En janvier dernier, le Conseil constitutionnel a en effet porté un sérieux coup à cette réforme emblématique de la loi de santé en censurant partiellement le dispositif initial, rendu facultatif pour la partie complémentaire. En clair, seuls les médecins volontaires pratiqueront le tiers payant intégral en 2017 (le gouvernement tablant sur une adhésion progressive). Le 1er juillet 2016, une étape symbolique dans la généralisation du tiers payant a néanmoins été franchie avec la possibilité de pratiquer la dispense d'avance de frais pour toutes les personnes couvertes à 100 % par l'assurance-maladie (ALD et femmes enceintes). Fin décembre, ce sera un droit pour ces patients à 100 %.    

Les médecins libéraux ne veulent pas du tiers payant obligatoire. Les syndicats continuent de boycotter le comité de pilotage. 
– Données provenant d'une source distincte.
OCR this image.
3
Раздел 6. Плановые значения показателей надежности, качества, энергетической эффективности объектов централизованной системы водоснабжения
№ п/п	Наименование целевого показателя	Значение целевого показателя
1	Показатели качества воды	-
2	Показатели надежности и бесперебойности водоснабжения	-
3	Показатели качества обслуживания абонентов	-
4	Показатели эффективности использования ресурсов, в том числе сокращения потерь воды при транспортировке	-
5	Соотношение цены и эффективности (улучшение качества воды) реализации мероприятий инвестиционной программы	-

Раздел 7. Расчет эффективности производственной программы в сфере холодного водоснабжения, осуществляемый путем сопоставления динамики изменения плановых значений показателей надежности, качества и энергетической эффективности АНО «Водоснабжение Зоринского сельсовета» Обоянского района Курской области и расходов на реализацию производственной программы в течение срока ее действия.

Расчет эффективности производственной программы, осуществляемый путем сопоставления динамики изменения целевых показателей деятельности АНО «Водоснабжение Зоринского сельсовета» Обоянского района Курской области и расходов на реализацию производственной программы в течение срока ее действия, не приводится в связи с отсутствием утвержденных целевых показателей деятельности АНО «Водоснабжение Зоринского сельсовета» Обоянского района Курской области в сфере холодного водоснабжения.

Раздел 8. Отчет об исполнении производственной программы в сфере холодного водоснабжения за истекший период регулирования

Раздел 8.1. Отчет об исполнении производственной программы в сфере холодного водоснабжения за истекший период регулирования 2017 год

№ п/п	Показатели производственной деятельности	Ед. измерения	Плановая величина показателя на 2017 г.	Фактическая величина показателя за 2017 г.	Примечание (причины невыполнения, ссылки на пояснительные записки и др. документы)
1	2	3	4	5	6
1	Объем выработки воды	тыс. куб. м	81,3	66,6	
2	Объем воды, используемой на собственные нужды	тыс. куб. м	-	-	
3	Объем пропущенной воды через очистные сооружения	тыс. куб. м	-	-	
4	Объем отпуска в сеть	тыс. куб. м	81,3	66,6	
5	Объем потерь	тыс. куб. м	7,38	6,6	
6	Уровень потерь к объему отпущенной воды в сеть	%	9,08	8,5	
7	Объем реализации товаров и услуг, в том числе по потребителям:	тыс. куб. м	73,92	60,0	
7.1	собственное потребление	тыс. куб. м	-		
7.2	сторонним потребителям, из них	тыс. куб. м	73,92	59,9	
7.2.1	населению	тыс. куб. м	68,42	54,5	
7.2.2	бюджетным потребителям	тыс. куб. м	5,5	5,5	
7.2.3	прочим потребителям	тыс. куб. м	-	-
En pratique, l'association des complémentaires santé propose aux praticiens de signer un contrat individuel de 14 pages définissant leurs obligations. « Le médecin devra ensuite saisir les données de chaque patient sur le portail IDB [identification des droits des bénéficiaires] avec sa couverture complémentaire annuelle, comparer avec la liste d'opposition aux droits, puis contrôler les paiements complémentaires reçus et réclamer éventuellement auprès de chaque organisme si nécessaire… », se désole le Dr Jean-Paul Ortiz, président de la CSMF.

Les médecins devront aussi mettre à jour leur logiciel métier « à leurs frais » pour pouvoir utiliser le nouveau portail. « La mise en place de ce tiers payant sera suffisamment dissuasive pour qu'il ne se mette pas en place », juge le leader confédéral qui a lancé de longue date un appel à la désobéissance civile relayé par plusieurs syndicats. Le Quotidien

         Femmes enceintes, patients en ALD ; Tiers payant : les généralistes l'appliquent davantage !!! (Particulièrement significative, un terme qui ne veut rien dire, veut-on noyer le poisson ?)

Selon le ministère de la Santé, la pratique du tiers payant par les généralistes a progressé de manière particulièrement significative depuis le début de l'année. Son utilisation par les généralistes pour les femmes enceintes et les patients en affection longue durée (ALD) a augmenté de manière « particulièrement significative » depuis le début de l'année, indique un document du ministère de la Santé consulté ce mardi par l'Agence France Presse (AFP).

Mais les syndicats de médecins libéraux sont farouchement opposés à cette généralisation, synonyme, d'après eux, de nouvelles contraintes administratives ou de retards de paiement.
 C'est le cas par exemple de la première organisation représentative de ces professionnels. La CSMF (1) estime que le gouvernement continue donc d’« ignorer l’opposition affichée et renouvelée des syndicats (...) et ne doute de rien, malgré l’incertitude quant à l’application du tiers payant généralisé, étant donné les échéances politiques de 2017 ».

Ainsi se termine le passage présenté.